Did you lie awake at night worrying about…the rights of the predators? Or whether it was fair to have cops waiting outside to arrest the scumbags after the TV confrontation?

That’s the sort of thing a writer for Columbia Journalism Review worries about: 

“The police busts are the emotional capper to the encounter, one that highlights the show’s uncomfortably close affiliation with law enforcement. On the first two ‘Predator’ stings, the show didn’t involve arrests, an omission that garnered complaints from viewers and cops alike. Though certain individuals from the initial episodes were subsequently prosecuted, the lack of police involvement from the outset made it hard to make cases that would stick. ‘The number one complaint from viewers was that we let them walk out,’ says Keller. Starting with the third show and in the five subsequent stings, police were waiting to take down the suspects. In our interview and in his congressional testimony, [on-air reporter Chris] Hansen is careful to refer to those arrests as ‘parallel’ police investigations, as if they just happened to be running down the same track as Dateline, but the close cooperation is always evident. At a time when reporters are struggling to keep law enforcement from encroaching on newsgathering, Dateline, which is part of NBC’s news division, is inviting them in the front door — literally. Hansen tried to deflect this criticism of the show by saying that the volunteers from Perverted Justice serve as a ‘Chinese wall’ between the news people at Dateline and the police.

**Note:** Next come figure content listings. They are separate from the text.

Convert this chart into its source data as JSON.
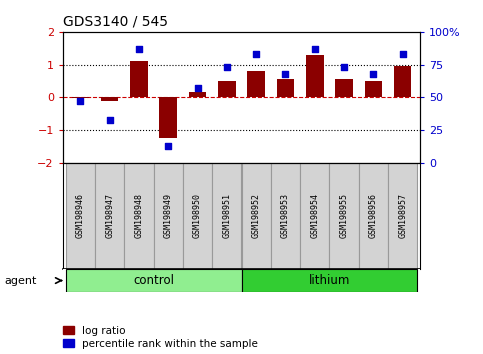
{
  "title": "GDS3140 / 545",
  "samples": [
    "GSM198946",
    "GSM198947",
    "GSM198948",
    "GSM198949",
    "GSM198950",
    "GSM198951",
    "GSM198952",
    "GSM198953",
    "GSM198954",
    "GSM198955",
    "GSM198956",
    "GSM198957"
  ],
  "log_ratio": [
    -0.03,
    -0.1,
    1.1,
    -1.25,
    0.15,
    0.5,
    0.8,
    0.55,
    1.3,
    0.55,
    0.5,
    0.95
  ],
  "percentile_rank": [
    47,
    33,
    87,
    13,
    57,
    73,
    83,
    68,
    87,
    73,
    68,
    83
  ],
  "bar_color": "#8B0000",
  "dot_color": "#0000CC",
  "control_color": "#90EE90",
  "lithium_color": "#32CD32",
  "ylim": [
    -2,
    2
  ],
  "yticks_left": [
    -2,
    -1,
    0,
    1,
    2
  ],
  "yticks_right": [
    0,
    25,
    50,
    75,
    100
  ],
  "zero_line_color": "#cc0000",
  "agent_label": "agent",
  "control_label": "control",
  "lithium_label": "lithium",
  "legend_log_ratio": "log ratio",
  "legend_percentile": "percentile rank within the sample",
  "n_control": 6,
  "n_lithium": 6
}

“But as we’ve learned from recent corporate scandals, such Chinese walls are often made of pretty thin tissue. In the case of ‘To Catch a Predator,’ Perverted Justice does most of the groundwork preparing the shows and roping in the men. Initially, Dateline‘s responsibility was to cover the group’s expenses, procure the house and outfit it with hidden cameras and, of course, supply Chris Hansen and airtime. However, after the third successful ‘Predator’ show, Perverted Justice hired an agent and auctioned its services to several networks. NBC ended up retaining the group for a fee reported in The Washington Post and elsewhere to be between $100,000 and $150,000.”

Just as long as they put them away, I say.